The brilliant movie, with its many multi-cultural nuances, went on to win many prizes although some mainstream local producers felt threatened by newcomer Yasmin Ahmad.

Yasmin, who is married to a Chinese, is well known for her commercials during Malaysian festivals, bringing us joy, laughter and even sadness sometimes, as we watched them.

Recently, I caught a soft drink commercial where a Chinese teenager tried to win the attention of a pretty Malay girl. It may not be an original concept, reminding us much of Sepet, but at the same time, it is surely uplifting.

These filmmakers have certainly done  more for us than many of our politicians.

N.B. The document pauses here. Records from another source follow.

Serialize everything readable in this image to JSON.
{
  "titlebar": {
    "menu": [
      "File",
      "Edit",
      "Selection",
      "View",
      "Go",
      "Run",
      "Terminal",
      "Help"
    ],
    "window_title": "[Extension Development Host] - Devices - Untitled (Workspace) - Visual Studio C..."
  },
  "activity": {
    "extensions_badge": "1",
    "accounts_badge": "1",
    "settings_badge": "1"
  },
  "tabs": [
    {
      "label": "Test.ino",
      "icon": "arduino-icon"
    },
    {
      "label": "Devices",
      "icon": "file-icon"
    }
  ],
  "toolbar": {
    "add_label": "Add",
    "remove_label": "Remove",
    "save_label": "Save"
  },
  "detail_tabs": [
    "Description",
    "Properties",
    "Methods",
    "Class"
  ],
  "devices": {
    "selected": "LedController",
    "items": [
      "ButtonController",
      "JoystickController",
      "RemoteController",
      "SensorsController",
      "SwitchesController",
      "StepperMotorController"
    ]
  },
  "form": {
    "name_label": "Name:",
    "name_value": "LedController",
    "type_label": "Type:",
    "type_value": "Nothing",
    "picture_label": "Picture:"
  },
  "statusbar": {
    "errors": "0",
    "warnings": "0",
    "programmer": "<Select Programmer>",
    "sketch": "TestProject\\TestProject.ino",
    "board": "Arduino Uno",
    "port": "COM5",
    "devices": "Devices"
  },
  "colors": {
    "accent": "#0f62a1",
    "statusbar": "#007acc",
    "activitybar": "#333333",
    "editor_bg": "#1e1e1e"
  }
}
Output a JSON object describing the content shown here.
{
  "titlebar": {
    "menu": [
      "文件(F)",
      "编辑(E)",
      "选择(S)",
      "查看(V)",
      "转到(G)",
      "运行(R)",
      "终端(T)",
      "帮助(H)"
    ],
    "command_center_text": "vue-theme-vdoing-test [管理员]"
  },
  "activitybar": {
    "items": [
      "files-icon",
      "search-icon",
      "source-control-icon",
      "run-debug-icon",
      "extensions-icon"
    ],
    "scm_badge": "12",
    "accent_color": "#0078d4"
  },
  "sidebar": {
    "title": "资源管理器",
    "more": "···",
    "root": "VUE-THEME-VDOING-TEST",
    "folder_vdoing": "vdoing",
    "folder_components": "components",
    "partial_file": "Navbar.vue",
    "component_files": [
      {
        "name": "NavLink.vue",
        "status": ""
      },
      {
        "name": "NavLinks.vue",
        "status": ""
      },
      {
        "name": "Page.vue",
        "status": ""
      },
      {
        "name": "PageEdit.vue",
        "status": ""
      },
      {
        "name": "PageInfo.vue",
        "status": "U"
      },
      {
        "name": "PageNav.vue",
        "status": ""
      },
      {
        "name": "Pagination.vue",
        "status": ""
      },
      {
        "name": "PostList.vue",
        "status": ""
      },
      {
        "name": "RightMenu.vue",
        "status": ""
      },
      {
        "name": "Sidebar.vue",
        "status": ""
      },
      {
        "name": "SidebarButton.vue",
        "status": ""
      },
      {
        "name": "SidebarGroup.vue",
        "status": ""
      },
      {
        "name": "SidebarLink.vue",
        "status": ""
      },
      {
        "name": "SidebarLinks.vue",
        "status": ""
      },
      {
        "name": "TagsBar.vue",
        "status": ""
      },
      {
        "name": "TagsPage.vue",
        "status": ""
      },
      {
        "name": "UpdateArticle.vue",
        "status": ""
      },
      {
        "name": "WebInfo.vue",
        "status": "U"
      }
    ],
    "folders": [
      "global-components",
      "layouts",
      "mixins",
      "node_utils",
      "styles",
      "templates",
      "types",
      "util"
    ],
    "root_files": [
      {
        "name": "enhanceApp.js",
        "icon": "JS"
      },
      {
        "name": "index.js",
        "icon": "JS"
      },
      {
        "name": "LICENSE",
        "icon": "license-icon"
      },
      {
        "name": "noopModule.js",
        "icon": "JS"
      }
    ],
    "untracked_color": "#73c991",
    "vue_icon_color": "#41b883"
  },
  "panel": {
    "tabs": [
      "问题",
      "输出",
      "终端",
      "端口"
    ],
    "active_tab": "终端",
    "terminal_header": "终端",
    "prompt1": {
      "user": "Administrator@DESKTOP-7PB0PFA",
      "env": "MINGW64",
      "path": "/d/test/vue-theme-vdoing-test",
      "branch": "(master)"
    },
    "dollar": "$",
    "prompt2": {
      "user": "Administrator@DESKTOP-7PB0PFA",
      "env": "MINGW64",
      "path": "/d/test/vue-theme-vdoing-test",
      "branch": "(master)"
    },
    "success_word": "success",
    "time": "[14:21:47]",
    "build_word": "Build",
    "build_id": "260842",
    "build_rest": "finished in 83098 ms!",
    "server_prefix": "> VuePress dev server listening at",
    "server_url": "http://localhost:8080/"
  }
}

These young talents have boldly broken new ground, smashing taboos and racial prejudices.

Instead of making empty rhetorical speeches, which smack of communalism, to please their listeners, these young Malaysians have decided to talk about the commonalities of Malaysians, rather than their differences.

It is those politicians who have made young Malaysians sceptical and cynical of mainstream politics. Fresh approaches and ideas seem to be lacking with many falling back on the communal way of rising up the political hierarchy.

Young Malaysians who make up the majority in this country no longer want the same message pushed down their throats. Exposed to  information on the Internet and daily interactions, the old formula of doing things is no longer applicable.

The first time I actually paid to watch a Malay movie, Adik Manja, was in 1979. The plot was realistic, the dialogue clever and the cast  multi-racial. The movie, set in Universiti Sains Malaysia, proved the point that non-Malays would watch a Malay movie if they feel they are part of it. Think Sheila Majid, who has a huge following among non-Malays.

Last year, it was a delight to watch two non-Malay actresses in two Malay movies – Pontianak Harum Sundal Malam and Puteri Gunung Ledang. The first had Kavita Kaur playing a major role while the other starred Tiara Jacquelina.

National Day should be a time for reflection. It should not just be an exercise to merely fly the Jalur Gemilang, hold parades and fireworks displays, but a time to ask ourselves how far we have come and where we should go from here.

Some of these questions may seem out of place and a little uncomfortable, but we must be honest with ourselves. After 48 years of independence, we have to ask ourselves whether we still want to waste time debating the same political, economic and education issues.

Many young Malaysians who do not carry the baggage of history want to move on and not be stuck with the same political manuscript. Worse, sometimes we get the same political actors.

We have spent too much time debating issues, some dating back to the 1960s which, by right, ought to have been settled but which continue to rear their ugly heads occasionally through some politician or newspaper editor.

When I reflect a bit further, it was my 80-year-old father, who was born in Langkawi, who introduced me to the world of that very Malaysian icon P. Ramlee. Dad, who came to Penang to work as a shop assistant when he was only 15 years old, speaks fluent Malay with a strong Kedah dialect.

Now, it is my turn as a 44-year-old father, who minored in Malay literature in Universiti Kebangsaan Malaysia, to bring Malay movies to my daughter.

Watching old P. Ramlee movies with my daughter on TV, she asked why it was so easy to understand the Bahasa Malaysia used by the movie legend. I told her that was the way real people talk.

Last week, as the two of us watched Gol & Gincu, we agreed that the dialogue was real because every Malaysian, irrespective of their race, speaks bahasa rojak – it's either Malay, Chinese or Indian rojak. That is how real people talk and we shouldn't frown on it.

Bahasa baku failed miserably because a certain politician wanted us to speak in a contrived way. Then, we were told that we should speak bahasa the so-called proper way, much like stage actors, but the only problem was it could not be enforced.

Malaysia is richly diverse in cultures, religions and languages and we should promote them instead of being apologetic about them. In ordinary cases, movies are fantasies but in our case, some movies are more real than what our politicians expect us to be.

***In my column last week, I inadvertently mentioned Tunku Abdul Rahman's secretary as the late Mrs Bernadette Lee. It has been brought to my knowledge, via e-mail, that she is still alive. My apologies for the error.